On Monday, during a three and a half hour “community meeting,” Bridgeport Board of Education members proposed a plan to dissolve the current District Parent Advisory Council’s executive board — invalidating thousands of parent’s votes.
The District Parent Advisory Council, or DPAC for short, is a districtwide parent-led organization that has existed in Bridgeport for over 40 years. Originally required by federal Title I law to promote parent engagement, Bridgeport is one of the last districts in the state that still has a DPAC. If this is voted on, it would mark the second time in two years that DPAC’s leadership structure was dissolved and re-established.
Monday evening’s get together, originally posted as a special meeting, turned into a “unofficial community meeting,” because there was no quorum and no meeting minutes were taken. Only the the BOE members who called for the special meeting, Maria Pereira, Sauda Baraka, Ben Walker and Howard Gardner, were present.
In case you’re wondering, yes, this is same group of BOE members who called for Dennis Bradley’s removal as chair last week. Also, the same group that’s been fighting over the status of Superintendent Rabinowitz’s contract.
They chose not to cancel the meeting and instead kept the matter among themselves, because as Walker says in the video above, they’d “run the risk of being voted down.”
I wonder, is this what they mean by democracy at work? A small minority of members holding meetings with a small minority of parents to make decisions without the knowledge of the broader community.
We Don’t Want To Interfere, Except When We Do…
Monday evening’s meeting was largely led and organized by Maria Pereira, who spent almost an hour lecturing parents on the events that lead up to the dissolution of the DPAC’s executive board last year, insisting that the current DPAC executive board was illegally formed.
“We want you to be independent,” said Pereira to a group of about two dozen parents. “You don’t have a right to exist, because the board didn’t give you a right to exist” — an almost ironic statement coming from Pereira.
Hardly an unbiased observer — Pereira was a member of the DPAC executive board that was dissolved last year, and subsequently sued the school district and interim superintendent over the matter. The whole basis of the suit, which Pereira admitted to raising the money for, was that BOE had no authority to dissolve the DPAC leadership structure, because it was a separate entity.

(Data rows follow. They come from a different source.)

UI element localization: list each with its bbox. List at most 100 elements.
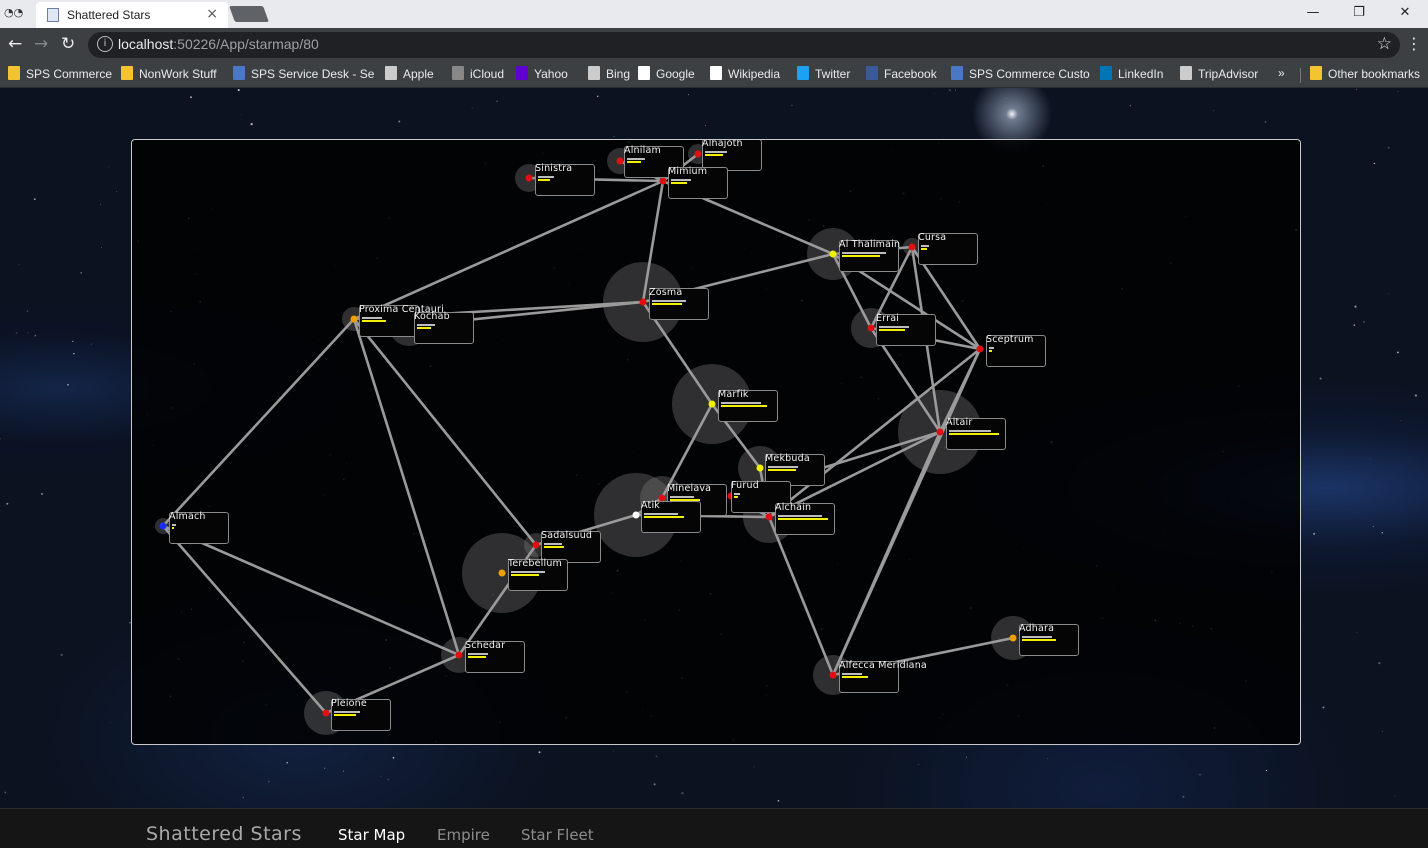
background-star [1369, 458, 1371, 459]
system-card-sinistra[interactable]: Sinistra [535, 163, 595, 196]
back-arrow-icon[interactable]: ← [8, 34, 22, 54]
star-marfik[interactable] [708, 400, 716, 408]
star-almach[interactable] [159, 522, 167, 530]
browser-tab-active[interactable]: Shattered Stars × [36, 2, 228, 28]
star-alhajoth[interactable] [694, 150, 702, 158]
star-zosma[interactable] [639, 298, 647, 306]
star-alchain[interactable] [765, 513, 773, 521]
bookmark-star-icon[interactable]: ☆ [1377, 34, 1392, 54]
nav-empire[interactable]: Empire [437, 826, 490, 844]
background-star [596, 95, 599, 98]
nav-star-fleet[interactable]: Star Fleet [521, 826, 594, 844]
bookmark-icloud[interactable]: iCloud [452, 66, 504, 81]
system-card-zosma[interactable]: Zosma [649, 287, 709, 320]
window-close-button[interactable]: ✕ [1382, 0, 1428, 28]
star-sceptrum[interactable] [976, 345, 984, 353]
star-mimium[interactable] [659, 177, 667, 185]
bookmark-wikipedia[interactable]: Wikipedia [710, 66, 780, 81]
jump-lane-altair-alfecca-meridiana[interactable] [831, 430, 942, 677]
system-card-errai[interactable]: Errai [876, 313, 936, 346]
window-minimize-button[interactable]: — [1290, 0, 1336, 28]
address-bar[interactable]: i localhost:50226/App/starmap/80 ☆ [88, 32, 1400, 58]
system-card-altair[interactable]: Altair [946, 417, 1006, 450]
system-card-proxima-centauri[interactable]: Proxima Centauri [359, 304, 444, 337]
star-schedar[interactable] [455, 651, 463, 659]
jump-lane-proxima-centauri-schedar[interactable] [352, 317, 461, 657]
bookmark-tripadvisor[interactable]: TripAdvisor [1180, 66, 1258, 81]
bookmark-linkedin[interactable]: LinkedIn [1100, 66, 1163, 81]
star-sadalsuud[interactable] [532, 541, 540, 549]
star-alfecca-meridiana[interactable] [829, 671, 837, 679]
new-tab-button[interactable] [229, 6, 269, 22]
system-stat-bar-gray [842, 673, 862, 675]
jump-lane-proxima-centauri-sadalsuud[interactable] [352, 317, 538, 547]
bookmark-sps-commerce-custo[interactable]: SPS Commerce Custo [951, 66, 1090, 81]
system-card-cursa[interactable]: Cursa [918, 232, 978, 265]
system-card-mimium[interactable]: Mimium [668, 166, 728, 199]
system-name: Schedar [465, 640, 506, 651]
background-star [109, 722, 111, 723]
app-brand[interactable]: Shattered Stars [146, 823, 302, 845]
background-star [934, 93, 935, 94]
star-mekbuda[interactable] [756, 464, 764, 472]
star-pleione[interactable] [322, 709, 330, 717]
system-card-pleione[interactable]: Pleione [331, 698, 391, 731]
bookmark-google[interactable]: Google [638, 66, 695, 81]
star-errai[interactable] [867, 324, 875, 332]
bookmark-twitter[interactable]: Twitter [797, 66, 850, 81]
background-star [398, 120, 401, 123]
system-card-kochab[interactable]: Kochab [414, 311, 474, 344]
system-card-alfecca-meridiana[interactable]: Alfecca Meridiana [839, 660, 927, 693]
bookmark-bing[interactable]: Bing [588, 66, 630, 81]
window-controls: — ❐ ✕ [1290, 0, 1428, 28]
system-card-alchain[interactable]: Alchain [775, 502, 835, 535]
background-star [955, 89, 957, 91]
system-card-terebellum[interactable]: Terebellum [508, 558, 568, 591]
jump-lane-alchain-alfecca-meridiana[interactable] [767, 515, 835, 677]
nav-star-map[interactable]: Star Map [338, 826, 405, 844]
star-altair[interactable] [936, 428, 944, 436]
forward-arrow-icon[interactable]: → [34, 34, 48, 54]
star-proxima-centauri[interactable] [350, 315, 358, 323]
star-sinistra[interactable] [525, 174, 533, 182]
star-terebellum[interactable] [498, 569, 506, 577]
more-bookmarks-button[interactable]: » [1278, 66, 1285, 80]
jump-lane-almach-schedar[interactable] [161, 524, 461, 657]
bookmark-sps-commerce[interactable]: SPS Commerce [8, 66, 112, 81]
system-card-al-thalimain[interactable]: Al Thalimain [839, 239, 900, 272]
bookmark-nonwork-stuff[interactable]: NonWork Stuff [121, 66, 217, 81]
jump-lane-proxima-centauri-almach[interactable] [161, 317, 356, 528]
background-star [1354, 305, 1357, 308]
star-map-panel[interactable]: Sinistra Alnilam Alhajoth Mimium Al Thalimai… [131, 139, 1301, 745]
other-bookmarks-folder[interactable]: Other bookmarks [1310, 66, 1420, 81]
bookmark-apple[interactable]: Apple [385, 66, 434, 81]
system-stat-bar-gray [544, 543, 562, 545]
system-card-marfik[interactable]: Marfik [718, 389, 778, 422]
system-card-almach[interactable]: Almach [169, 511, 229, 544]
reload-icon[interactable]: ↻ [61, 34, 75, 54]
system-card-sceptrum[interactable]: Sceptrum [986, 334, 1046, 367]
system-card-adhara[interactable]: Adhara [1019, 623, 1079, 656]
site-info-icon[interactable]: i [97, 36, 113, 52]
system-card-atik[interactable]: Atik [641, 500, 701, 533]
star-atik[interactable] [632, 511, 640, 519]
system-stat-bar-yellow [511, 574, 539, 576]
wikipedia-icon [710, 66, 722, 80]
jump-lane-almach-pleione[interactable] [161, 524, 328, 715]
bookmark-yahoo[interactable]: Yahoo [516, 66, 568, 81]
star-map-canvas[interactable] [132, 140, 1300, 744]
jump-lanes [161, 152, 1015, 715]
linkedin-icon [1100, 66, 1112, 80]
star-adhara[interactable] [1009, 634, 1017, 642]
bookmark-facebook[interactable]: Facebook [866, 66, 937, 81]
bookmark-sps-service-desk-se[interactable]: SPS Service Desk - Se [233, 66, 374, 81]
system-card-schedar[interactable]: Schedar [465, 640, 525, 673]
tab-close-icon[interactable]: × [206, 6, 218, 22]
star-alnilam[interactable] [616, 157, 624, 165]
address-url[interactable]: localhost:50226/App/starmap/80 [118, 36, 319, 52]
window-restore-button[interactable]: ❐ [1336, 0, 1382, 28]
background-star [67, 383, 69, 386]
browser-menu-icon[interactable]: ⋮ [1406, 34, 1422, 53]
star-al-thalimain[interactable] [829, 250, 837, 258]
star-cursa[interactable] [908, 243, 916, 251]
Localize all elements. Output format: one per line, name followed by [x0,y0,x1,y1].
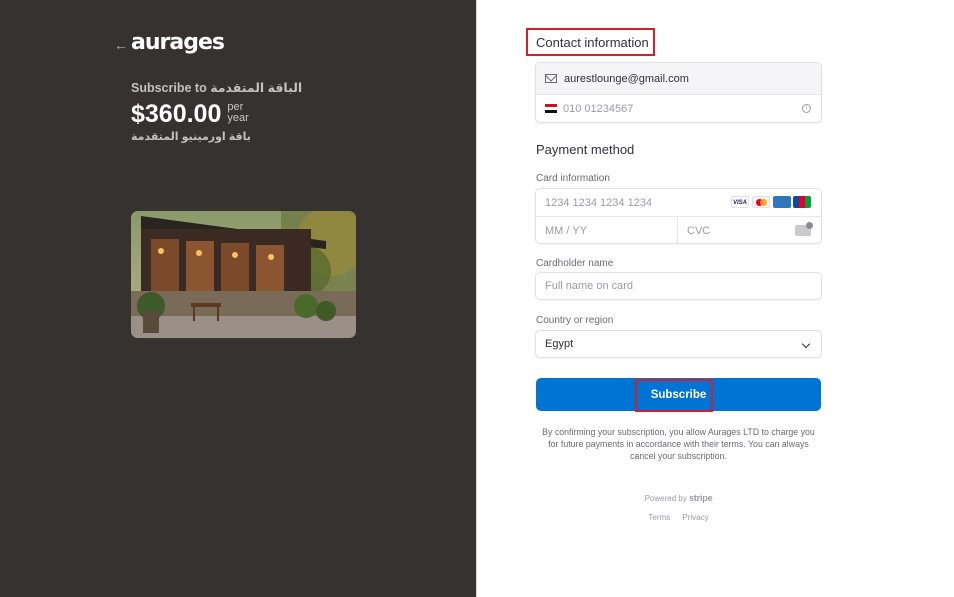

Turned out that wasn’t true.
The suit was eventually dropped after a motion for a temporary restraining order was dismissed by a federal judge.
At no point during Pereira’s history lesson did she mention the reason executive board was dissolved was because the BOE attorney, Thomas Mooney of Shipman and Goodwin, believed DPAC leadership was violating the first amendment rights of parents and thought this left the BOE open for litigation.
Long time readers of the blog will remember that it was parents, mostly school PAC presidents, who fought for the reorganization of the DPAC. At the time, many parents felt the old executive board was disenfranchising them.
Unfortunately, It seems those old wounds never healed, with current DPAC members, many of them former members of the dissolved DPAC executive board, saying they feel that the new leadership board started off on the wrong foot.
“There has been a lot of contention,” said Rose Jone Clark, a new executive board member and Central High School PTSO president. “I’m outrageously disgusted by some of the conversations that have happened and the way the executive board is operating.”
Clark, wasn’t alone. Many of the other parent leaders present were upset and in favor of the proposal presented by Pereira. Of course, there’s always two sides to any story — unfortunately the other side was never given a fair shot to speak.
According to the DPAC President Jessica Martinez, the board members who organized the meeting never sent out notice to any school or DPAC leadership, saying she found out about the meeting by chance on Saturday, despite the fact the DPAC was only topic on the agenda.
This meeting was by no means spontaneous and has been rumored for months.
On Monday, Pereira is going to present a resolution to dissolve Bridgeport’s district wide parent organization, claiming there’s consensus…but is there?
While there may be some internal issues, do seven or eight parents speak for all of Bridgeport? How about the thousands that voted in PAC elections in February? Will this be another case of a loud minority snuffing out all other voices?